Abitur 2009
Ich bin aufgeregt. 10 Jahre! ZEHN lange Jahre! Ich stehe an der Eingangstür der Schule und dann trudeln sie so langsam ein, stehen plötzlich vor mir: Wiedererkennungseffekte, Flashbacks. Ich muss an ein Zitat aus einem Robin Hood Film denken: „Ich sehe das Kind in dem Mann vor mir!“ Ich freue mich, sie alle zu sehen!
2009 haben sie Abitur bei uns an der Schule gemacht. Sie waren „meine ersten“ Tutanden.
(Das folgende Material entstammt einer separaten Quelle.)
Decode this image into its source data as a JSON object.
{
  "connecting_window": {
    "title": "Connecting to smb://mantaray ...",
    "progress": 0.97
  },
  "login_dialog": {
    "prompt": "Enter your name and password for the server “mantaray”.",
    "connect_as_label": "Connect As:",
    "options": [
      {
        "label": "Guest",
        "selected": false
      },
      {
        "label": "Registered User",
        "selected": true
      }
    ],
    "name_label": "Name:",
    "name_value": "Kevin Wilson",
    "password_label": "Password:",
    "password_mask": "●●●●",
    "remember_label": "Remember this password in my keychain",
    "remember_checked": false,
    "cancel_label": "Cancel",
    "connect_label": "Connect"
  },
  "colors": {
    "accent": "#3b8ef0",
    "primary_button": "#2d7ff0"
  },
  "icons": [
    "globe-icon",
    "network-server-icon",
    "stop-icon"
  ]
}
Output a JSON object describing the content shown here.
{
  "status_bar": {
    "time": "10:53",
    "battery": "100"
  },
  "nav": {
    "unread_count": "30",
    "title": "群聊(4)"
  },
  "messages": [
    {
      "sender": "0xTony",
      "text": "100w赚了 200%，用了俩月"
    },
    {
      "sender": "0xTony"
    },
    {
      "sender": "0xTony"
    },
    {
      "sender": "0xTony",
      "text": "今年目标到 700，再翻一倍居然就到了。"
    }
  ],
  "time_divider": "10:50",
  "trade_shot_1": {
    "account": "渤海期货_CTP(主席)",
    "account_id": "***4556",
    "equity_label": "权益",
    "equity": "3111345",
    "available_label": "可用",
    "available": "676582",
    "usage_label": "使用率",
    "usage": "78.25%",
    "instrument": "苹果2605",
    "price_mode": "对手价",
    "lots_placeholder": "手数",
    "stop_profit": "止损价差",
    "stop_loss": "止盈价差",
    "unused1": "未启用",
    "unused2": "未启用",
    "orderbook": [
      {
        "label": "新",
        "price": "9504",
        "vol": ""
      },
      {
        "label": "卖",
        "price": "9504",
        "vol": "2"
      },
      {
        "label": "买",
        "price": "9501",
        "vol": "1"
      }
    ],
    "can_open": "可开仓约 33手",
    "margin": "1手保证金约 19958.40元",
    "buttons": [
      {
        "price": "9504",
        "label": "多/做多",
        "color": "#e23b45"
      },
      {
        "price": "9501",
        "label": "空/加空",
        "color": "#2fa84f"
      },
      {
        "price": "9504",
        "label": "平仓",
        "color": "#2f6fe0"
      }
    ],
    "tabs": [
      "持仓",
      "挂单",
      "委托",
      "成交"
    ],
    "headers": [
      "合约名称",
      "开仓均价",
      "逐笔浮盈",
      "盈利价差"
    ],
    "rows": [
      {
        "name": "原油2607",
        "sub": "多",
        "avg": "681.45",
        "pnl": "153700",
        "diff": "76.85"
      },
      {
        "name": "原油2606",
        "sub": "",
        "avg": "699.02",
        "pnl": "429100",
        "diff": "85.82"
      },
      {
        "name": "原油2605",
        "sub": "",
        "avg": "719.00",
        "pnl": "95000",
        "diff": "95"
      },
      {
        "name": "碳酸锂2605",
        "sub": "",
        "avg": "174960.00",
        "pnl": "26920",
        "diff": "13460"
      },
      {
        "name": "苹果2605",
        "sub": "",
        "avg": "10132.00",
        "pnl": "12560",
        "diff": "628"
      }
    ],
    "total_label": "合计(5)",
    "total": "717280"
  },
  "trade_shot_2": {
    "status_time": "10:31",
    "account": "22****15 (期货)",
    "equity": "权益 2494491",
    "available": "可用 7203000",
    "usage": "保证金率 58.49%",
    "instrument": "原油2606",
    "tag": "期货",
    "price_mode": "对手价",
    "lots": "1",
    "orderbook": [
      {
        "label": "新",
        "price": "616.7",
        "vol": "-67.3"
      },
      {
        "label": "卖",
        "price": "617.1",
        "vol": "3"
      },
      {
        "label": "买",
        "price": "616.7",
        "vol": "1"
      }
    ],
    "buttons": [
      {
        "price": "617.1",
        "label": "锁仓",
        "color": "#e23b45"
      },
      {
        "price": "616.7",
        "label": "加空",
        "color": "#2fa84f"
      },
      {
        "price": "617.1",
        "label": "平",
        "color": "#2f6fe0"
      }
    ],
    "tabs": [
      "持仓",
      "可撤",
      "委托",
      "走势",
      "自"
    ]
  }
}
Unsere Zeit hat alle Facetten des Lebens gezeigt: Liebe, Freundschaften, enttäuschte Liebe, Krankheiten, zerbrochene Freundschaften, bestandene Führerscheinprüfungen, Prüfungsängste, Polizeieinsätze… Und nun stehen sie zehn Jahre später wieder vor mir. Sie sind wie damals und doch ganz anders.
In unserer letzten Religionsstunde 2009 ließ ich die anwesenden Schüler und Schülerinnen einen Brief an sich selber schreiben: „Woran will ich mich in zehn Jahren erinnern, was will ich aus der Schulzeit nicht vergessen?“ Zehn Jahre lang haben diese Briefe in meinem Schrank im Lehrerzimmer gelegen. Ich hatte sie immer wieder in der Hand und mich zwischendurch verflucht, dass ich diese Idee gehabt hatte. Und nun? Nun sind die zehn Jahre vorbei und ich kann einige davon loswerden.
Auch wenn letztendlich nicht so viele gekommen sind, wie eigentlich zugesagt hatten – das Leben kam z.B. mit der Geburt eines Kindes oder der Grippe dazwischen – waren es mit 25 fast die Hälfte des gesamten Jahrgangs. Wir sitzen in einem Stuhlkreis in der Multifunktionshalle – die sie sehr beeindruckt, da das für sie in ihrer Erinnerung noch die Turnhalle ist.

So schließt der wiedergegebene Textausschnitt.